Exacerbating the structural inequalities facing nonblack minorities are the country's reactions to recent political and economic hardship. The years since the terrorist attacks of September 11, 2001, have been characterized not only by a growing solidarity among native-born Americans but also by a growing resentment and wariness of minority and immigrant populations. As an illustration of this nativist backlash, the FBI noted a sharp increase in hate crimes motivated by ethnicity and national origin in 2001--the rate of such crimes having doubled in just one year since 2000. In the same year, anti-Islamic incidents rose from the second least reported to the second highest reported. And while Muslims are the most visible targets of the post-9/11 era, that period has also engendered antipathy to immigrants and minorities more generally. To be clear, the backlash described here is not solely--or even primarily--violent or overtly xenophobic; instead, it involves native-born Americans drawing what some consider to be a proverbial line in the sand. As an example, in 2006, for the first time in the country's history, the Senate voted to establish English as the official national language of the United States.

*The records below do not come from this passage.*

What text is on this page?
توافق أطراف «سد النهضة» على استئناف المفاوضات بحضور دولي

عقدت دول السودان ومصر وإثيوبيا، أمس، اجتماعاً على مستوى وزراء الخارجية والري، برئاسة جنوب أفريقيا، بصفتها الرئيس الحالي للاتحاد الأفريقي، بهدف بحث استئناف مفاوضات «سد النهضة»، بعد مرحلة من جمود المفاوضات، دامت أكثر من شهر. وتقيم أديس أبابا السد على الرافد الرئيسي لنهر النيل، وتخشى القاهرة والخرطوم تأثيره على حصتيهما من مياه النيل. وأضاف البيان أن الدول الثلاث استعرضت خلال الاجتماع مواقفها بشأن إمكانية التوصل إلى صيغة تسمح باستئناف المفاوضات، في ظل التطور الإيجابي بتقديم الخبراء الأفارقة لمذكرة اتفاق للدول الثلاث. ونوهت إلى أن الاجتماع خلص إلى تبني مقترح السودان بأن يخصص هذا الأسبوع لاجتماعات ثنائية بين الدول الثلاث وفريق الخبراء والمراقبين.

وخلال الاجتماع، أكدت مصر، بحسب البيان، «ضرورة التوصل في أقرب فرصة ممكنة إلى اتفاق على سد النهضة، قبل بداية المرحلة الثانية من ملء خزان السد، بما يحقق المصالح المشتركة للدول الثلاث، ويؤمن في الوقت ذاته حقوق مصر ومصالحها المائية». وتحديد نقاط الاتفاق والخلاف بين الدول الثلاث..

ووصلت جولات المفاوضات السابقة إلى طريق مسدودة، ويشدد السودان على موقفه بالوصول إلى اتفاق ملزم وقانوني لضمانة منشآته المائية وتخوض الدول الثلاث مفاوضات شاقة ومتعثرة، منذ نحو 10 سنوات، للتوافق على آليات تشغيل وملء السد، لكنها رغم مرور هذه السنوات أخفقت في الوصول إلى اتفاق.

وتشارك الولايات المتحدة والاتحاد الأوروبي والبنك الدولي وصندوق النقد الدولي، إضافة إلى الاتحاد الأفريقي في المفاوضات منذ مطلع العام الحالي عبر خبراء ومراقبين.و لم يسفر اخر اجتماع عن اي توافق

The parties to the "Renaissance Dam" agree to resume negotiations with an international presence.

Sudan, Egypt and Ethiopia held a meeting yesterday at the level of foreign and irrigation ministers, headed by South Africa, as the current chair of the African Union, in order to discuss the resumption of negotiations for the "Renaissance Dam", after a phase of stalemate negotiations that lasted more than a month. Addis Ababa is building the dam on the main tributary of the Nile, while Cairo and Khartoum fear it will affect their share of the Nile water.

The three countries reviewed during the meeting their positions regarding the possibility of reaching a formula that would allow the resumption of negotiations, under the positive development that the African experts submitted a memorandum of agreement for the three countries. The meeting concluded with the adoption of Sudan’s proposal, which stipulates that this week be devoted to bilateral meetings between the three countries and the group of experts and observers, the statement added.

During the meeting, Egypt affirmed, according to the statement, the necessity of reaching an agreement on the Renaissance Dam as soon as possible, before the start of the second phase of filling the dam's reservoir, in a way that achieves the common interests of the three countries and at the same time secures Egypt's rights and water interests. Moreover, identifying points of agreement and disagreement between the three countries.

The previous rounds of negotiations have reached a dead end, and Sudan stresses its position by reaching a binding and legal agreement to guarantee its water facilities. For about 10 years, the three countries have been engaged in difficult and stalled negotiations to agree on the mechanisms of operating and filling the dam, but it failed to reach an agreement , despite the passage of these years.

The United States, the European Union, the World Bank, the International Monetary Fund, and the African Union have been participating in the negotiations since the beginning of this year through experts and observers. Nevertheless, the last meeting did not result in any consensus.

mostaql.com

The country's reaction to 9/11 may seem isolated, but when placed in historical context, a distinct pattern emerges. As more foreigners, different culturally and physically, moved to the United States, Americans feared that the immigrants invaded their territory, threatened their jobs, and changed their values. Out of context, this passage could easily describe the last ten years when, in fact, it refers to early-twentieth-century America and its fearful reaction to a surge in immigration. The resulting political climate led to anti-immigrant legislation like the Chinese Exclusion Act and the 1918 Alien Control Act, meant to stem the flow of undesirable immigration and to increase governmental scrutiny of immigrants already in the country. Later in the century, Japanese internment and establishment of the House Un-American Activities Committee sprang from the attack on Pearl Harbor and the Second Red Scare, respectively. These examples are, perhaps, unrelated to voting rights, but as professor Kevin Johnson noted, they demonstrate how the hostility toward foreigners outside the nation influences hate for the foreigner inside our borders.

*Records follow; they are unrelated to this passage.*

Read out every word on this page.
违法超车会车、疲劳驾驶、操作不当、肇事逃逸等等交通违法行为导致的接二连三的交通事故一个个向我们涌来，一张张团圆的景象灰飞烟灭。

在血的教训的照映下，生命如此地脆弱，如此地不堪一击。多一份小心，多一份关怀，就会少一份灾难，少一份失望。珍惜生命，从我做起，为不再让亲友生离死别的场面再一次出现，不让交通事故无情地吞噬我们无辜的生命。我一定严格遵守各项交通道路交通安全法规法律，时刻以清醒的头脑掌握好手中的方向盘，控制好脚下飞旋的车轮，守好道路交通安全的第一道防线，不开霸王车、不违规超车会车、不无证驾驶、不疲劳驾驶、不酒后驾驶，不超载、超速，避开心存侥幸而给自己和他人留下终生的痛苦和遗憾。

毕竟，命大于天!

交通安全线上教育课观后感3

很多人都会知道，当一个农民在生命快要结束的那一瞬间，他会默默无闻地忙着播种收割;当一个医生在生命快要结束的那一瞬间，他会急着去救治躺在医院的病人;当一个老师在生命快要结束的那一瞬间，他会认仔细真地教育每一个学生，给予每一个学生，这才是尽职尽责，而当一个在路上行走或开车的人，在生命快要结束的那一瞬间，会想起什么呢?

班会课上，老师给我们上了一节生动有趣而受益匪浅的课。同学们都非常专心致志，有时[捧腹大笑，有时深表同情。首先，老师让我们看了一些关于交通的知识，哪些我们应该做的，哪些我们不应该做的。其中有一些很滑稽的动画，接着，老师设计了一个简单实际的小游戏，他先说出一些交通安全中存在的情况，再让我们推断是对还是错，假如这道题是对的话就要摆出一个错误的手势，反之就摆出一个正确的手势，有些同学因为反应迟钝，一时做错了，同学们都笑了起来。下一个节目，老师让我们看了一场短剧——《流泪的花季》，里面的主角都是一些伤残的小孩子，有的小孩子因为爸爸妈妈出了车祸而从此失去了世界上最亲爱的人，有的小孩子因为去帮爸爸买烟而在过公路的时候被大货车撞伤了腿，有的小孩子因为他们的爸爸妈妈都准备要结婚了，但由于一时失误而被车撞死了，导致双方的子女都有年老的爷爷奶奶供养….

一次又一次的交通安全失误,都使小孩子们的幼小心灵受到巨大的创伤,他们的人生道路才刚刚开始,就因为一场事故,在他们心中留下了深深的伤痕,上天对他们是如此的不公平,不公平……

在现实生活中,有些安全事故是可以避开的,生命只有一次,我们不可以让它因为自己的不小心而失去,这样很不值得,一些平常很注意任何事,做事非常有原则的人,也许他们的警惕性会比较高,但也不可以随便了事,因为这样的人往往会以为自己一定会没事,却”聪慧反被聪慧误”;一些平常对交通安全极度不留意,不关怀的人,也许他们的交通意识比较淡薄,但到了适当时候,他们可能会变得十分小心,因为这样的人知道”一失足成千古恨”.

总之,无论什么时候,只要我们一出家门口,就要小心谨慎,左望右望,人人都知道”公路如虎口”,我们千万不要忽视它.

Despite the strong connection between these periods of intolerance and mass immigration or acts of war, political turmoil is not the sole trigger of intolerance. The socioeconomic model of ethnic-competition theory suggests that ethnic groups are constantly in competition with one another for power, social control, territory, economic and social incentives, or social identity. Viewed through an ethnic-competition lens, American minorities and naturalized citizens have not only the lingering effects of 9/11 to contend with but also the economic recession. Ethnic-competition theory would suggest that, as the country's resources become more limited, economic motives for anti-immigrant sentiments become stronger. After years of alarming unemployment rates, it is not uncommon to hear concerns that immigrants are edging Americans out of jobs. With government budgets tightened, people become more focused on the perceived strain illegal immigrants place on public benefits. This environment not only tolerates but in fact nurtures racially discriminatory and anti-immigrant legislation.